Open-ended tasks rarely have one correct transcript, so don’t grade by imitation. Score the behaviours you care about — did it take the resolving action, follow required ordering (e.g. authenticate before a privileged call), stay within limits — and return that blend from score_episode. Keeping the reward in a plain function (importable without the trainer) makes it unit-testable.

Configure for multi-turn

For multi-turn runs, the episode budget comes from max_episode_turns. What matters in [train]:
  • max_tokens is per assistant action (one tool call or one reply), not per episode — keep it modest.
  • max_length must hold the system prompt plus the whole running transcript (every turn, every tool result), so set it well above a single-turn task.
  • group_size is the number of full episodes rolled out per prompt for the GRPO advantage estimate.

Publish it

Training runs on managed infrastructure, so the environment has to be reachable by id. Publish your local environment folder to the managed Environments Hub:
flash env push --name math math
It prints the published id (your-org/math). Put that in your config’s [environment] id.

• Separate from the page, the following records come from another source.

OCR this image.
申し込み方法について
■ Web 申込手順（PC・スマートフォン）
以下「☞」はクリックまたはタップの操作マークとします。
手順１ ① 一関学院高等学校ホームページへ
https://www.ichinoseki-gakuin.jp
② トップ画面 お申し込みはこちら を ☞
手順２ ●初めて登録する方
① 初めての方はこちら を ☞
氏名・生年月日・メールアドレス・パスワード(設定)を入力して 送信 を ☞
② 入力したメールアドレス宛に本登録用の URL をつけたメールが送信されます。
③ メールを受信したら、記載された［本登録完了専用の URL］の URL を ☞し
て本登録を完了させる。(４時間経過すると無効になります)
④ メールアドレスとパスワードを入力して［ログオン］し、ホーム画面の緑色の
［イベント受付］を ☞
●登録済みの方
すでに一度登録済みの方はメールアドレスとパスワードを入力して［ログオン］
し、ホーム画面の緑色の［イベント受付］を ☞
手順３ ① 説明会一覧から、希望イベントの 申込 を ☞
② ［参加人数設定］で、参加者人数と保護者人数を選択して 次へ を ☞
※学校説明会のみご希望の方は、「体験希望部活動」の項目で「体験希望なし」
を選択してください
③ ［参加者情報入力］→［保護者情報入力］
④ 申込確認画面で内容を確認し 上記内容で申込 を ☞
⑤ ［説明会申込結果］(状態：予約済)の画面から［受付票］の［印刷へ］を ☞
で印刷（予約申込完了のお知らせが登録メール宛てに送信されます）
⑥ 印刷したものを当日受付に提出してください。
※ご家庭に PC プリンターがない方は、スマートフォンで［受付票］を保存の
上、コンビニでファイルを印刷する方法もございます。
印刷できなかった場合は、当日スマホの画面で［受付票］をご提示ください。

Use an existing environment

If you already have a published env id (yours or one shared with you), reference it directly. You can also reference a GitHub environment source with a github:owner/repo@ref:path ref or a GitHub URL.
[environment]
id = "your-org/your-env"
If you want the source locally for editing or inspection, pull the whole environment into a directory:
flash env pull your-org/your-env
Pull one file by adding its path inside the environment. Use -o to choose the destination and -f to overwrite an existing output:
flash env pull your-org/your-env dataset/train.jsonl -o train.jsonl

List what you have

flash env list
Shows local environment sources you can publish, such as ./environment.py or folders under environments/.

Delete a Hub environment

Delete only targets managed Hub ids of the form namespace/name; GitHub refs and local paths are not Hub records and cannot be deleted this way.
flash env delete your-org/your-env
flash env delete your-org/your-env -y   # skip the confirmation prompt

Pass parameters

If your load_environment(**kwargs) accepts arguments, set them under [environment.params]:
[environment]
id = "your-org/your-env"

[environment.params]
difficulty = "hard"
num_examples = 500

Use API keys

If your environment needs an external service, read the key from os.environ in environment.py:
environment.py
import os

SERVICE_API_KEY = os.environ["SERVICE_API_KEY"]
Then declare the environment variable names in your training config:
[environment]
id = "your-org/your-env"
secrets = ["SERVICE_API_KEY"]
Set the value in your shell before submitting:
export SERVICE_API_KEY="..."
flash train configs/sft.toml
You can also put local development values in .env or .env.local:
SERVICE_API_KEY=...
Flash sends declared secret values to the worker out-of-band. Secret values are not stored in the TOML config, run spec, status JSON, logs, or environment artifact. Do not put API keys in [environment.params]. If a declared secret is missing when you submit, flash train fails before the run starts.